Pastors & Churches: Listen & Do Likewise

How do you grow a church? You and I don't. Christ does. But for the sake of this discussion that is a question that is frequently asked in the arena of church growth. It has been rightly said that "what you get them with is what you keep them with." Therefore if you get people to come to your church because of a great praise team or great music, then you must keep them with the same. If you get people to come to church with a great children's ministry then you must keep them with a great children's ministry. If you get them with a great personality behind the pulpit, then you must keep them with a great personality behind the pulpit. If you get them with the gospel, then you keep them with the gospel.

Thabiti Anyabwile has recently written a post on his blog that should be mandatory reading for every pastor and every church member everywhere. Stop reading this blog and read the entire post on his blog right now entitled, "Be Careful How You Build: A Plea For Boring Preaching."
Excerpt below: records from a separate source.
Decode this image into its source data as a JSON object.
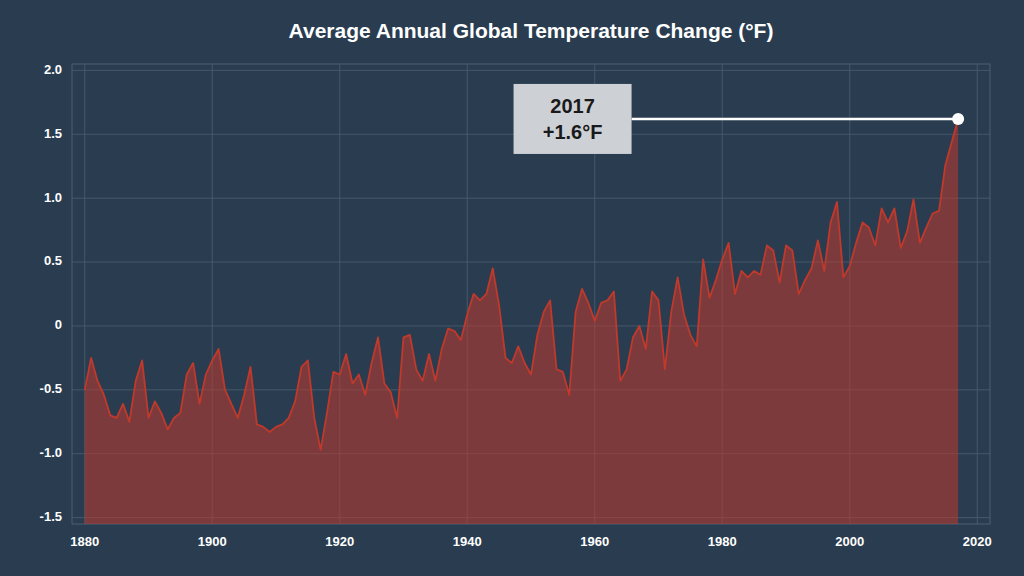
{
  "chart_data": {
    "type": "area",
    "title": "Average Annual Global Temperature Change (°F)",
    "x": [
      1880,
      1881,
      1882,
      1883,
      1884,
      1885,
      1886,
      1887,
      1888,
      1889,
      1890,
      1891,
      1892,
      1893,
      1894,
      1895,
      1896,
      1897,
      1898,
      1899,
      1900,
      1901,
      1902,
      1903,
      1904,
      1905,
      1906,
      1907,
      1908,
      1909,
      1910,
      1911,
      1912,
      1913,
      1914,
      1915,
      1916,
      1917,
      1918,
      1919,
      1920,
      1921,
      1922,
      1923,
      1924,
      1925,
      1926,
      1927,
      1928,
      1929,
      1930,
      1931,
      1932,
      1933,
      1934,
      1935,
      1936,
      1937,
      1938,
      1939,
      1940,
      1941,
      1942,
      1943,
      1944,
      1945,
      1946,
      1947,
      1948,
      1949,
      1950,
      1951,
      1952,
      1953,
      1954,
      1955,
      1956,
      1957,
      1958,
      1959,
      1960,
      1961,
      1962,
      1963,
      1964,
      1965,
      1966,
      1967,
      1968,
      1969,
      1970,
      1971,
      1972,
      1973,
      1974,
      1975,
      1976,
      1977,
      1978,
      1979,
      1980,
      1981,
      1982,
      1983,
      1984,
      1985,
      1986,
      1987,
      1988,
      1989,
      1990,
      1991,
      1992,
      1993,
      1994,
      1995,
      1996,
      1997,
      1998,
      1999,
      2000,
      2001,
      2002,
      2003,
      2004,
      2005,
      2006,
      2007,
      2008,
      2009,
      2010,
      2011,
      2012,
      2013,
      2014,
      2015,
      2016,
      2017
    ],
    "values": [
      -0.5,
      -0.25,
      -0.43,
      -0.54,
      -0.7,
      -0.72,
      -0.61,
      -0.75,
      -0.43,
      -0.27,
      -0.72,
      -0.59,
      -0.68,
      -0.81,
      -0.72,
      -0.68,
      -0.38,
      -0.29,
      -0.61,
      -0.38,
      -0.27,
      -0.18,
      -0.5,
      -0.61,
      -0.72,
      -0.54,
      -0.32,
      -0.77,
      -0.79,
      -0.83,
      -0.79,
      -0.77,
      -0.72,
      -0.59,
      -0.32,
      -0.27,
      -0.72,
      -0.97,
      -0.68,
      -0.36,
      -0.38,
      -0.22,
      -0.45,
      -0.38,
      -0.54,
      -0.29,
      -0.09,
      -0.45,
      -0.52,
      -0.72,
      -0.09,
      -0.07,
      -0.34,
      -0.43,
      -0.22,
      -0.43,
      -0.18,
      -0.02,
      -0.04,
      -0.11,
      0.09,
      0.25,
      0.2,
      0.25,
      0.45,
      0.16,
      -0.25,
      -0.29,
      -0.16,
      -0.29,
      -0.38,
      -0.07,
      0.11,
      0.2,
      -0.34,
      -0.36,
      -0.54,
      0.11,
      0.29,
      0.18,
      0.04,
      0.18,
      0.2,
      0.27,
      -0.43,
      -0.34,
      -0.09,
      0.0,
      -0.18,
      0.27,
      0.2,
      -0.34,
      0.11,
      0.38,
      0.09,
      -0.07,
      -0.16,
      0.52,
      0.22,
      0.36,
      0.52,
      0.65,
      0.25,
      0.43,
      0.38,
      0.43,
      0.4,
      0.63,
      0.59,
      0.34,
      0.63,
      0.59,
      0.25,
      0.36,
      0.45,
      0.67,
      0.43,
      0.81,
      0.97,
      0.38,
      0.47,
      0.65,
      0.81,
      0.77,
      0.63,
      0.92,
      0.81,
      0.92,
      0.61,
      0.74,
      0.99,
      0.65,
      0.77,
      0.88,
      0.9,
      1.26,
      1.44,
      1.62
    ],
    "color": "#c0392b",
    "xlim": [
      1878,
      2022
    ],
    "ylim": [
      -1.55,
      2.05
    ],
    "xticks": [
      1880,
      1900,
      1920,
      1940,
      1960,
      1980,
      2000,
      2020
    ],
    "yticks": [
      -1.5,
      {
        "value": -1.0,
        "label": "-1.0"
      },
      -0.5,
      0,
      0.5,
      {
        "value": 1.0,
        "label": "1.0"
      },
      1.5,
      {
        "value": 2.0,
        "label": "2.0"
      }
    ],
    "grid": true,
    "annotations": [
      {
        "text": "2017\n+1.6°F",
        "x": 2017,
        "y": 1.62
      }
    ]
  }
}
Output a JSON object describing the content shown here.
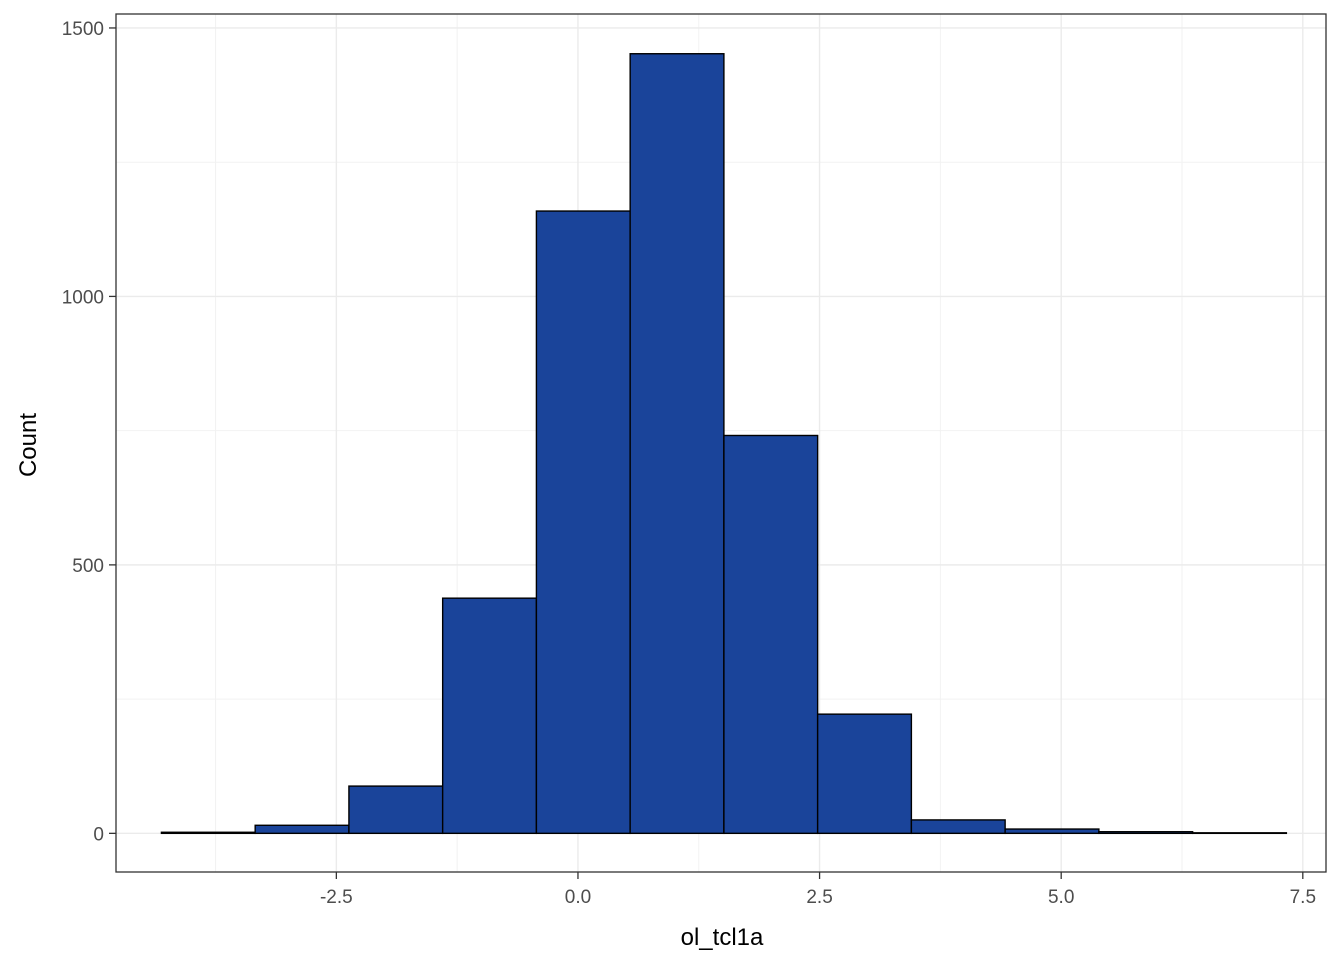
{
  "chart_data": {
    "type": "bar",
    "subtype": "histogram",
    "xlabel": "ol_tcl1a",
    "ylabel": "Count",
    "xlim": [
      -4.78,
      7.74
    ],
    "ylim": [
      -72,
      1526
    ],
    "xticks": [
      -2.5,
      0.0,
      2.5,
      5.0,
      7.5
    ],
    "xtick_labels": [
      "-2.5",
      "0.0",
      "2.5",
      "5.0",
      "7.5"
    ],
    "yticks": [
      0,
      500,
      1000,
      1500
    ],
    "ytick_labels": [
      "0",
      "500",
      "1000",
      "1500"
    ],
    "bins": [
      {
        "x0": -4.31,
        "x1": -3.34,
        "count": 2
      },
      {
        "x0": -3.34,
        "x1": -2.37,
        "count": 15
      },
      {
        "x0": -2.37,
        "x1": -1.4,
        "count": 88
      },
      {
        "x0": -1.4,
        "x1": -0.43,
        "count": 438
      },
      {
        "x0": -0.43,
        "x1": 0.54,
        "count": 1159
      },
      {
        "x0": 0.54,
        "x1": 1.51,
        "count": 1452
      },
      {
        "x0": 1.51,
        "x1": 2.48,
        "count": 741
      },
      {
        "x0": 2.48,
        "x1": 3.45,
        "count": 222
      },
      {
        "x0": 3.45,
        "x1": 4.42,
        "count": 25
      },
      {
        "x0": 4.42,
        "x1": 5.39,
        "count": 8
      },
      {
        "x0": 5.39,
        "x1": 6.36,
        "count": 3
      },
      {
        "x0": 6.36,
        "x1": 7.33,
        "count": 1
      }
    ],
    "fill_color": "#1a449a",
    "edge_color": "#000000",
    "grid": true,
    "legend": "none"
  }
}
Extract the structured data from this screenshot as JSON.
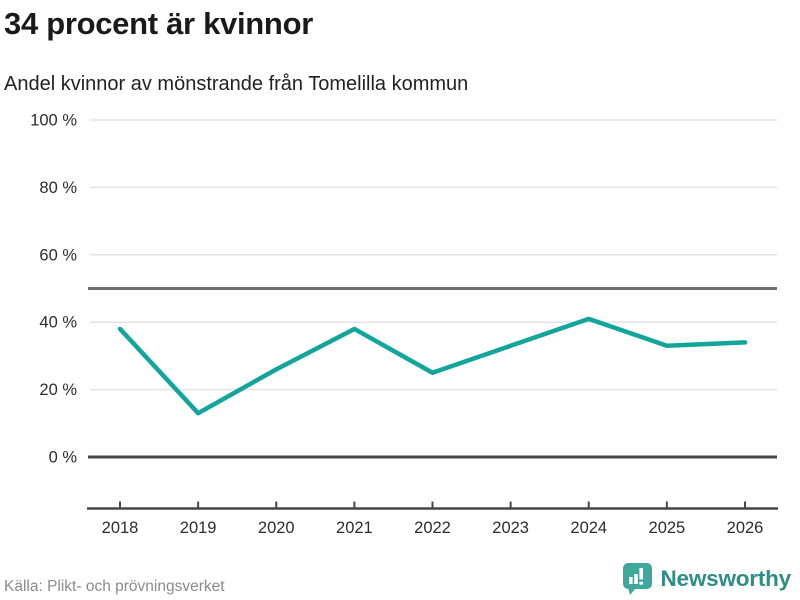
{
  "header": {
    "title": "34 procent är kvinnor",
    "subtitle": "Andel kvinnor av mönstrande från Tomelilla kommun"
  },
  "chart_data": {
    "type": "line",
    "title": "34 procent är kvinnor",
    "subtitle": "Andel kvinnor av mönstrande från Tomelilla kommun",
    "x": [
      "2018",
      "2019",
      "2020",
      "2021",
      "2022",
      "2023",
      "2024",
      "2025",
      "2026"
    ],
    "series": [
      {
        "name": "Andel kvinnor av mönstrande (%)",
        "values": [
          38,
          13,
          26,
          38,
          25,
          33,
          41,
          33,
          34
        ]
      }
    ],
    "ylim": [
      0,
      100
    ],
    "y_ticks": [
      100,
      80,
      60,
      40,
      20,
      0
    ],
    "y_tick_suffix": " %",
    "reference_line": 50,
    "grid": "horizontal",
    "legend": "none"
  },
  "footer": {
    "source": "Källa: Plikt- och prövningsverket",
    "brand": "Newsworthy"
  },
  "colors": {
    "line": "#11a59b",
    "grid_light": "#e3e3e3",
    "grid_reference": "#6f6f6f",
    "zero_line": "#464646",
    "axis": "#464646",
    "tick_text": "#2d2d2d",
    "title_text": "#1a1a1a",
    "muted_text": "#8b8b8b",
    "brand_teal": "#2e8d85",
    "brand_icon": "#3ea89c"
  }
}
In case you do not do that here are a few excerpts that hopefully will change your mind about reading the entire post and about the issue of which he is addressing. Thabiti mentions that the danger of building a church on an exagerrated personality are two-fold:

First, it traps the preacher in the entertainment expectations of so many churchgoers. If we entertain rather than edify, we're not far from becoming the little monkey in the red suit that does tricks on the street corner for his owner. And it's awfully difficult to escape that arrangement once you start building the pulpit on an exaggerated personality like that.

The second danger of building on personality is the congregation gets very accustomed to two things: feeling as the end of worship and lazy listening as the means of worship. If we entertain people rather than instruct and edify, we will create a body of people who want the fleeting feelings of a moment rather than the meat of the word. They will want a glitzy god rather than the glorious God of Scripture. They will not think they have "worshipped" or served God until they have felt something or been moved in some way. That's emotionalism, not genuine emotion that comes from the truth.

And a congregation accustomed to being entertained will be a spiritually lazy congregation. Entertainment increasingly puts the cookies on the bottom shelf (actually the floor). It makes everything easy to reach, requires little/nothing of the one entertained, and encourages comfort and ease. In short, today's entertainment generally makes people lazy. The same is true in a church if entertainment is the dominant philosophy. People are not made into Bereans, searching the Scripture to verify the truth. They're reduced to blank-faced popcorn and goober eating moviegoers, taking in whatever glimmers on the silver screen. Except the silver screen is increasingly the church service.

Well, I've just about reprinted the whole post. I couldn't resist--it's just that good. I might as well conclude with the the plea Thabiti gives,

So here's a plea. Please, please Lord build your church on "boring" preaching and "regular" personalities owned and fired by your Holy Spirit, so that your people will find excitement and emotion that comes from the truth and their affections will rest on You rather than the earthen vessel that proclaims your Name.

And please, please brothers, let us be "weak" in the pulpit that Christ might be seen as strong. Let us preach in the personality the Lord gave us, only careful not to build the church on it.